L'événement, organisé tous les trois ans, n'est pas un simple rendez-vous militant. Il fonctionne comme un baromètre de l'état des libertés publiques dans le monde, à un moment où la répression des défenseurs des droits humains s'intensifie, des Philippines à la Tunisie, du Nicaragua à l'Algérie. Le choix de la Colombie, où la justice transitionnelle reste fragile après un demi-siècle de guerre civile, ajoute une dimension symbolique à la rencontre. La paix, ici, n'est pas un mot d'ordre, mais une reconstruction quotidienne.
Dans les salles du centre de congrès de Bogotá, les discussions s'enchaînent sur la criminalisation du militantisme, les procès bâclés, les disparitions forcées, la manipulation du droit sous couvert de sécurité nationale. Juristes, ONG, syndicalistes, journalistes et familles de victimes confrontent leurs réalités. Tous partagent la même conviction, celle de la montée de l'autoritarisme qui s'accompagne partout d'un rétrécissement du droit à la vérité.
"Les voix critiques sont réduites au silence, l'autoritarisme se répand et la démocratie mondiale s'érode. Nous ne pouvons pas normaliser ce qui se passe", prévient la FIDH.
"En temps de répression et de censure, résister ensemble est un acte d'espoir."
L'Algérie et ses milliers de disparus

Au milieu de ces voix, l'Algérie fait entendre la sienne. Le Collectif des familles de disparus en Algérie (CFDA) participe à ces journées pour rappeler une évidence souvent refoulée. Plus de deux décennies après la fin de la guerre civile, la question des disparitions forcées reste sans réponse.
Entre 1992 et 2002, des milliers de personnes ont disparu après leur arrestation par les forces de sécurité ou des groupes armés. Les estimations vont de 10 000 selon les chiffres minimaux jusqu'à 20 000 selon certaines ONG. Leurs familles n'ont jamais obtenu ni vérité ni justice.
Fondée à Paris à la fin des années 1990 par des proches de victimes, le CFDA documente depuis vingt-cinq ans ces disparitions et interpelle les autorités algériennes. Sa présidente, Nassera Dutour, vit en exil en France. Elle-même mère d'un jeune disparu, elle incarne la persistance de cette lutte. "Aussi longtemps qu'il nous restera un souffle, nous nous battrons pour la vérité et pour que justice soit rendue aux disparus", déclarait-elle dans un rapport d'Amnesty International.

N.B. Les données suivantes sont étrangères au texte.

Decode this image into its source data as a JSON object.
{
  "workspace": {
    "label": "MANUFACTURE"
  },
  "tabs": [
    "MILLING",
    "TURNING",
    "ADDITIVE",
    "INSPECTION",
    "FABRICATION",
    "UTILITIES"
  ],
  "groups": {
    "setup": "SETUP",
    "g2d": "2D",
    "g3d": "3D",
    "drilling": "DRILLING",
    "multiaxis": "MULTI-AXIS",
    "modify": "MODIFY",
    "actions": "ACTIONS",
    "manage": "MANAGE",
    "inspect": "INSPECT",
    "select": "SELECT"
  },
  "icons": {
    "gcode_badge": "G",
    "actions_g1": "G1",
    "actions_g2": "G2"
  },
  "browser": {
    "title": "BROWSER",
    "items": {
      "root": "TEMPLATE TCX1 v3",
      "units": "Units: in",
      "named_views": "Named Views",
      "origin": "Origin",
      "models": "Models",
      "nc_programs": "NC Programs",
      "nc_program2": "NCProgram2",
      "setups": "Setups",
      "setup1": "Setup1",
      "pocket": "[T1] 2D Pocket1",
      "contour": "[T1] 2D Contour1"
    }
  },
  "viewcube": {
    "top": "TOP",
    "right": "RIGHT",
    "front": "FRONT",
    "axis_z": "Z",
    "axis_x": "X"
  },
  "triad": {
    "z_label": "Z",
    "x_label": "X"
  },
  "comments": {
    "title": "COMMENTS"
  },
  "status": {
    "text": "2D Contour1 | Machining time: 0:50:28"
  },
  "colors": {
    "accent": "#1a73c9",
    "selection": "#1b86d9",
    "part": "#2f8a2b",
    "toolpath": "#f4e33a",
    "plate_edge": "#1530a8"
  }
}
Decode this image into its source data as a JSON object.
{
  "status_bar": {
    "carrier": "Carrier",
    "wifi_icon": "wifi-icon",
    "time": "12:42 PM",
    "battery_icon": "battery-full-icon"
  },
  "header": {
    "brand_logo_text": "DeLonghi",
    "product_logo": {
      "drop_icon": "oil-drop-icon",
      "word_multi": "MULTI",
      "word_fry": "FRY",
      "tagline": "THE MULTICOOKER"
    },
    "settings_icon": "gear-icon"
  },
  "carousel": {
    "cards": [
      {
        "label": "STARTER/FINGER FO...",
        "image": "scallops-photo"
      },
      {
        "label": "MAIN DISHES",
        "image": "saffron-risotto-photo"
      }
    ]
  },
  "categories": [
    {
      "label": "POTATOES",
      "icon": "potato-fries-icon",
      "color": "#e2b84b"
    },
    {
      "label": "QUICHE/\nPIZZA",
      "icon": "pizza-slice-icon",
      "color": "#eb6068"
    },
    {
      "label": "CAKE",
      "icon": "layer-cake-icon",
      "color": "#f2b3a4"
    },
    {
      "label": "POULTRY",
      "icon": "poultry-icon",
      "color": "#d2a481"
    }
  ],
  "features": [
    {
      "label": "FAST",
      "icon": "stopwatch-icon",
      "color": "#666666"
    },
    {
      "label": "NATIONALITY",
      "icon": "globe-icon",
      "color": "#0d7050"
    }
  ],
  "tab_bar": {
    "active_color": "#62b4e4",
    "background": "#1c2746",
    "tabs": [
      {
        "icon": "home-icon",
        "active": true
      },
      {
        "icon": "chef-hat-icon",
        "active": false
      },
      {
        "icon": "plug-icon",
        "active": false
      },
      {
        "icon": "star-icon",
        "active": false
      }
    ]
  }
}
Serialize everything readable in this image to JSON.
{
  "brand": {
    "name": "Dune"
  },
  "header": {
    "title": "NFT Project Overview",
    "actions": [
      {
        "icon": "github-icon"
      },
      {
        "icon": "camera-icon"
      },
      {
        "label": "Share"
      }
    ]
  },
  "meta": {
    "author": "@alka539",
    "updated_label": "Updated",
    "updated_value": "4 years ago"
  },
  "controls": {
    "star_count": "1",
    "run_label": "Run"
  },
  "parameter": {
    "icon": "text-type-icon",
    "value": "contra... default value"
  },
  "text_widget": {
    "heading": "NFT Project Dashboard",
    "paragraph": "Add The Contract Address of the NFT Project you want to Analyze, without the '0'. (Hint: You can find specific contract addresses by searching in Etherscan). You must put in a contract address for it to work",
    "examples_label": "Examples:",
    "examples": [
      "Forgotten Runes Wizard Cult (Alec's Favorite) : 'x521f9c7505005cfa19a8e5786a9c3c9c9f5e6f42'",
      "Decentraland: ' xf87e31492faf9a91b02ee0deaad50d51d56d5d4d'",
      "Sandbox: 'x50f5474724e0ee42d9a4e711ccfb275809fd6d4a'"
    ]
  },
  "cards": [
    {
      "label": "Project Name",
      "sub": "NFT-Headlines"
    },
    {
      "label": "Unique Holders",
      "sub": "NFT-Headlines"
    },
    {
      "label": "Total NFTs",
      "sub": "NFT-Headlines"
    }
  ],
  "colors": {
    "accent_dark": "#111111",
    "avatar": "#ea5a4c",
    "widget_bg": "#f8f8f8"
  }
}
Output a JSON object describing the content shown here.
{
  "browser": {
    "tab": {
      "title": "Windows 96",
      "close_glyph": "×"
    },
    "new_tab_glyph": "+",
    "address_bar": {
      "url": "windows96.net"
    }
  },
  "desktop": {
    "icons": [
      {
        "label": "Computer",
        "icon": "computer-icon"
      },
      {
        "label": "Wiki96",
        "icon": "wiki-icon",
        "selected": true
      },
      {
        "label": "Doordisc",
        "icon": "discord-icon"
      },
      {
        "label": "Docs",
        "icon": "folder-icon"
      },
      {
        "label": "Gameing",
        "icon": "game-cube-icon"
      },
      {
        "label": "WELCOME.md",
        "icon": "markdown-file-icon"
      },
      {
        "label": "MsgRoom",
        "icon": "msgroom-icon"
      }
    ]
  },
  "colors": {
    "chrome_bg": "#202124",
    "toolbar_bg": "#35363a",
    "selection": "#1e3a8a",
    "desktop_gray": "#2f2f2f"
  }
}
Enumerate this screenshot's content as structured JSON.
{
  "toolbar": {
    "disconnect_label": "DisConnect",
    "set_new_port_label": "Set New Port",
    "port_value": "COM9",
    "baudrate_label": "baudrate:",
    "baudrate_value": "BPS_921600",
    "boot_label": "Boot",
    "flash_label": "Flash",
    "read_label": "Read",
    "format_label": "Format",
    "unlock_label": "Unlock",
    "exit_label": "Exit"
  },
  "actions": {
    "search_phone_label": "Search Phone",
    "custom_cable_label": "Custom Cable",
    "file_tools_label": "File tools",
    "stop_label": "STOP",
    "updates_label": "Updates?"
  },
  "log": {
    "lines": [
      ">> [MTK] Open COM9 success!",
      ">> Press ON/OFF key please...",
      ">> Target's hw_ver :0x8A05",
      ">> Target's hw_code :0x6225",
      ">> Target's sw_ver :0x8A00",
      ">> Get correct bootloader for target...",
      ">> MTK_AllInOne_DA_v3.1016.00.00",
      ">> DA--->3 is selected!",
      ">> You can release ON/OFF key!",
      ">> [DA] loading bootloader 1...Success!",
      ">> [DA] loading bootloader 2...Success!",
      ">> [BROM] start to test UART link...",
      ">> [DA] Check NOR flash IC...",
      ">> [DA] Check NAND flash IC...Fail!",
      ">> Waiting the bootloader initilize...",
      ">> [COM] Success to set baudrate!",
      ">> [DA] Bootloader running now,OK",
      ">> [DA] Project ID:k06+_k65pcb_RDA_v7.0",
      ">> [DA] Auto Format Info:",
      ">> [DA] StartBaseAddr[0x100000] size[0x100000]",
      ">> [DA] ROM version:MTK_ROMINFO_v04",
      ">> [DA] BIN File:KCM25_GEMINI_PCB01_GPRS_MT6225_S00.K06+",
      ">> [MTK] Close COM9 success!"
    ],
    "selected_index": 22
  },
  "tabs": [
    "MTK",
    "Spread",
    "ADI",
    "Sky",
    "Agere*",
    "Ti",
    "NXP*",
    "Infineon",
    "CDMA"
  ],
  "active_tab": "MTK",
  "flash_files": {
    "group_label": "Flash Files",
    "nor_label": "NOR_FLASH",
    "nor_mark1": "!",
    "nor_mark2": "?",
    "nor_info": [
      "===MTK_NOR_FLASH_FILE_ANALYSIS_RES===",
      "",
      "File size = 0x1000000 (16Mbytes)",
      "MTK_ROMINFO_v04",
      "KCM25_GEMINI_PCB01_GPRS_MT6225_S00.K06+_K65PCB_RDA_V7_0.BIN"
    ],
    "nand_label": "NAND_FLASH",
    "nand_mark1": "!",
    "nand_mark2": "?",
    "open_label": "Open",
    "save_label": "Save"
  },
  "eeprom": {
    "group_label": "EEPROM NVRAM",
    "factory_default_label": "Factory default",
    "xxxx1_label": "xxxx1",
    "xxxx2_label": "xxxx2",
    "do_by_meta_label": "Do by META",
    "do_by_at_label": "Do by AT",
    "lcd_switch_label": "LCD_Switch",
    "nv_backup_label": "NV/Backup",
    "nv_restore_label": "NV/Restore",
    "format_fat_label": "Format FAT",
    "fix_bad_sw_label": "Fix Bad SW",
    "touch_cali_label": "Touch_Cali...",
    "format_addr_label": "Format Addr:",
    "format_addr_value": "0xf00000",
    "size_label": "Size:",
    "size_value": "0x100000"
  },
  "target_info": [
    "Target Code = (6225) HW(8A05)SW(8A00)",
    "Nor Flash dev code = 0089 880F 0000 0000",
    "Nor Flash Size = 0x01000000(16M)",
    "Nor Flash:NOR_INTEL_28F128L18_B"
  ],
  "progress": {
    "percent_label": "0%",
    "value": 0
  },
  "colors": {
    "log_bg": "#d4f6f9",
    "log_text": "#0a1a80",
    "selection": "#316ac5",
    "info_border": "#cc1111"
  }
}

Mais la militante, figure respectée de la société civile, n'a plus le droit d'entrer sur le territoire algérien. Le 30 juillet 2025, elle a été refoulée à son arrivée à l'aéroport d'Alger. "Mon fils a disparu. Et voilà qu'on m'efface à mon tour. Mais tant que je pourrai parler, je le ferai, pour lui, pour les autres, pour la mémoire, pour la justice", a-t-elle confié aux médias.
À Bogotá, la présence du CFDA donne à cette cause un écho mondial. Aux côtés d'organisations venues d'Argentine, du Liban, du Sri Lanka ou du Maroc, les représentantes algériennes participent aux ateliers consacrés à la lutte contre l'impunité et à la protection des défenseurs. Les échanges portent sur les stratégies de documentation, les procédures de saisine de la Cour pénale internationale et le rôle des commissions vérité. Il s'agit de sortir la question algérienne de son isolement diplomatique et de renouer des alliances transnationales capables de relancer la pression.
Un tabou politique tenace
Depuis la ratification par Alger, en 2009, de la Convention internationale pour la protection de toutes les personnes contre les disparitions forcées, aucun mécanisme national n'a été mis en œuvre pour rechercher les victimes ou identifier les responsables. Le Comité des Nations unies chargé du suivi de la convention déplore régulièrement l'absence de coopération du gouvernement algérien. Pour le CFDA, cette inertie s'explique par la persistance d'un tabou politique. Reconnaître les disparitions reviendrait à rouvrir la guerre civile dans le récit national, alors que les autorités préfèrent maintenir une mémoire officielle centrée sur la "réconciliation".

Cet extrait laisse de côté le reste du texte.